Sur les traces d’un Paris populaire
Tince travaille la mémoire de son narrateur comme une pâte. C’est celle d’un homme né dans le Paris populaire de la fin des années 1960 et qui, de l’entrée à la maternelle à la fin du collège, se souvient. S’élabore alors une création littéraire qui tient du roman d’apprentissage, de la chronique sociale, de la chanson de geste et de la comédie italienne. Une sorte d’opéra fabuleux qui emporte le lecteur dans une mythologie intérieure où surnagent des bribes de Baudelaire ou d’une chanson de Piaf.
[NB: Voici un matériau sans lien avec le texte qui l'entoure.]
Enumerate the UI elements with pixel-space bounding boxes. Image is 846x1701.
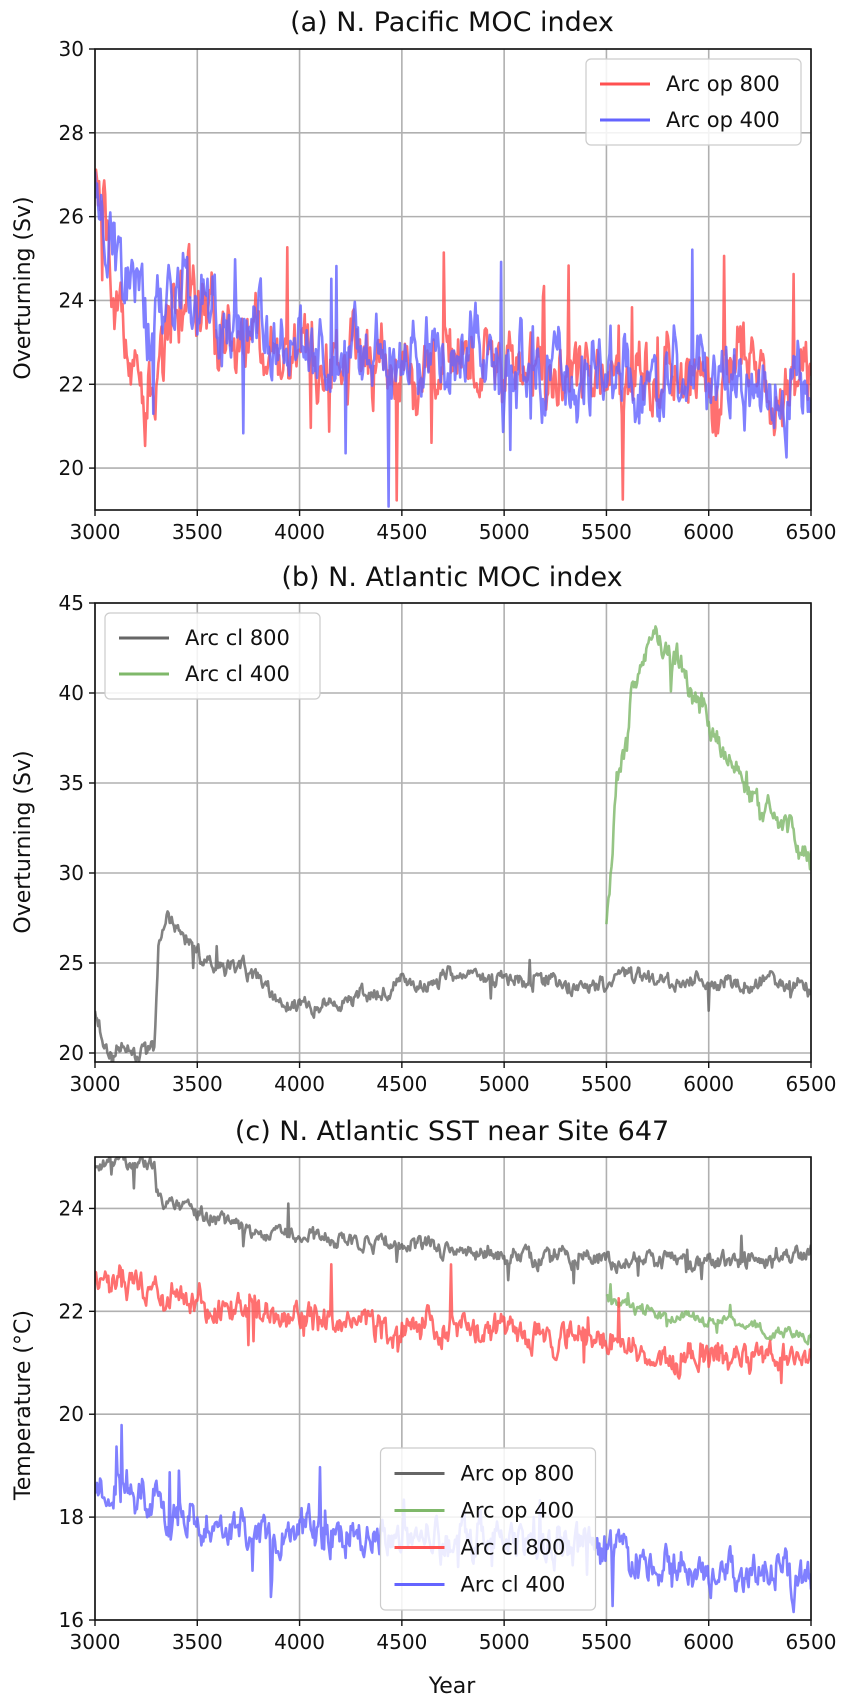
x-tick-label: 3000 — [70, 1072, 121, 1096]
x-tick-label: 5500 — [581, 1072, 632, 1096]
y-tick-label: 25 — [59, 951, 84, 975]
panel-b-title: (b) N. Atlantic MOC index — [281, 562, 622, 593]
x-tick-label: 6500 — [786, 520, 837, 544]
legend-label: Arc op 400 — [666, 108, 780, 132]
panel-c: (c) N. Atlantic SST near Site 647 Temper… — [11, 1116, 836, 1654]
legend-label: Arc cl 800 — [461, 1536, 566, 1560]
legend: Arc cl 800 Arc cl 400 — [104, 612, 321, 700]
axes-frame — [94, 48, 812, 511]
x-tick-label: 4500 — [376, 1630, 427, 1654]
y-tick-label: 20 — [59, 1402, 84, 1426]
panel-a-title: (a) N. Pacific MOC index — [290, 7, 614, 38]
x-tick-label: 5000 — [479, 1630, 530, 1654]
legend: Arc op 800 Arc op 400 Arc cl 800 Arc cl 400 — [379, 1447, 597, 1611]
legend-label: Arc cl 400 — [461, 1573, 566, 1597]
y-tick-label: 24 — [59, 1196, 84, 1220]
x-tick-label: 4000 — [274, 1072, 325, 1096]
x-tick-label: 3000 — [70, 520, 121, 544]
panel-a: (a) N. Pacific MOC index Overturning (Sv… — [11, 7, 836, 544]
legend-label: Arc op 800 — [666, 72, 780, 96]
legend-box — [379, 1447, 597, 1611]
y-tick-label: 22 — [59, 372, 84, 396]
legend: Arc op 800 Arc op 400 — [585, 58, 802, 146]
x-tick-label: 4000 — [274, 520, 325, 544]
axes-frame — [94, 1156, 812, 1621]
y-tick-label: 30 — [59, 37, 84, 61]
y-tick-label: 22 — [59, 1299, 84, 1323]
x-tick-label: 6000 — [683, 520, 734, 544]
series-line-arc-cl-800 — [95, 1263, 811, 1385]
x-tick-label: 5500 — [581, 520, 632, 544]
panel-b: (b) N. Atlantic MOC index Overturning (S… — [11, 562, 836, 1096]
panel-c-plot: 3000 3500 4000 4500 5000 5500 6000 6500 16 18 20 22… — [59, 1156, 837, 1654]
legend-label: Arc op 800 — [461, 1462, 575, 1486]
x-tick-label: 6000 — [683, 1630, 734, 1654]
y-tick-label: 26 — [59, 205, 84, 229]
panel-a-plot: 3000 3500 4000 4500 5000 5500 6000 6500 20 22 24 26… — [59, 37, 837, 544]
x-tick-label: 4500 — [376, 520, 427, 544]
panel-c-title: (c) N. Atlantic SST near Site 647 — [235, 1116, 669, 1147]
series-line-arc-op-400 — [95, 171, 811, 508]
series-group — [95, 168, 811, 508]
legend-label: Arc op 400 — [461, 1499, 575, 1523]
x-tick-label: 6000 — [683, 1072, 734, 1096]
panel-b-plot: 3000 3500 4000 4500 5000 5500 6000 6500 20 25 30 35… — [59, 591, 837, 1096]
x-tick-label: 5000 — [479, 1072, 530, 1096]
y-tick-label: 24 — [59, 288, 84, 312]
y-tick-label: 45 — [59, 591, 84, 615]
x-tick-label: 6500 — [786, 1630, 837, 1654]
y-tick-label: 20 — [59, 1041, 84, 1065]
x-axis-label: Year — [428, 1674, 477, 1699]
x-tick-label: 3500 — [172, 1630, 223, 1654]
y-tick-label: 20 — [59, 456, 84, 480]
series-line-arc-op-400 — [605, 1283, 811, 1346]
x-tick-label: 5000 — [479, 520, 530, 544]
legend-box — [585, 58, 802, 146]
x-tick-label: 6500 — [786, 1072, 837, 1096]
y-tick-label: 28 — [59, 121, 84, 145]
panel-a-ylabel: Overturning (Sv) — [11, 196, 36, 379]
legend-box — [104, 612, 321, 700]
x-tick-label: 3500 — [172, 1072, 223, 1096]
y-tick-label: 35 — [59, 771, 84, 795]
panel-b-ylabel: Overturning (Sv) — [11, 750, 36, 933]
x-tick-label: 3000 — [70, 1630, 121, 1654]
series-line-arc-cl-800 — [95, 910, 811, 1062]
y-tick-label: 18 — [59, 1505, 84, 1529]
x-tick-label: 5500 — [581, 1630, 632, 1654]
y-tick-label: 16 — [59, 1608, 84, 1632]
series-line-arc-op-800 — [95, 1157, 811, 1285]
series-line-arc-cl-400 — [605, 625, 811, 925]
x-tick-label: 3500 — [172, 520, 223, 544]
panel-c-ylabel: Temperature (°C) — [11, 1310, 36, 1501]
y-tick-label: 40 — [59, 681, 84, 705]
legend-label: Arc cl 400 — [185, 662, 290, 686]
x-tick-label: 4500 — [376, 1072, 427, 1096]
legend-label: Arc cl 800 — [185, 626, 290, 650]
axes-frame — [94, 602, 812, 1063]
series-group — [95, 625, 811, 1062]
y-tick-label: 30 — [59, 861, 84, 885]
x-tick-label: 4000 — [274, 1630, 325, 1654]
“Mais quel nom as-tu donc mon âme, toi qui me pousses depuis si longtemps à prendre la vie pour une errance nocturne, l’existence pour un ciel clos ?” Métaphores, audaces stylistiques, Tince a réussi à mettre au point une phrase qui charrie une histoire et un milieu social, l’arrière-grand-mère bretonne et les grands-parents en banlieue, le père et ses copains tordus. “Les adultes c’est rien que de mornes vestiges de l’enfance, pas autre chose.”
Mémoire collective, mémoire intime
C’est mélancolique mais parfois aussi très drôle, à travers le souvenir du “Deupièces” où ils vivaient, de l’oncle Bébert et “son tee-shirt bleu pétrole, son bène à grosses côtes et ses Clarks”, poétique parfois, quand les corbeaux deviennent de “petites écorchures de nuit opaque”. Page à page un monde se construit autour de la famille, l’école, le quartier, les copains. On aimerait recopier chaque phrase de ce texte où la créativité est toujours au service d’une émotion diffuse.
L’homme d’aujourd’hui fait émerger dans ses souvenirs la pauvreté, le malheur, la violence et la bêtise crasse, alors qu’une éternelle souffrance l’habite toujours
Chargée d’une mémoire à la fois collective et intime, la phrase de Tince, porteuse du parler populaire et des marqueurs de l’époque, est pleine de chagrin. Car ce petit garçon d’autrefois porte tout le malheur du monde, enfant solitaire écrasé par les disputes gargantuesques des adultes et l’indifférence des parents, lui que son père n’appelle jamais que par toutes sortes de prénoms d’emprunt, tantôt Bill tantôt Roger.
“Moi petite chose qui n’existait pas vraiment et pas pour tout le monde.” L’homme d’aujourd’hui fait émerger dans ses souvenirs la pauvreté, le malheur, la violence et la bêtise crasse, alors qu’une éternelle souffrance l’habite toujours, faite de blessures anciennes jamais refermées. “J’étais de ceux qui voient agonir leur innocence, la race des bafoués. Nous à qui l’on a tout confisqué, tout détruit dès le départ.”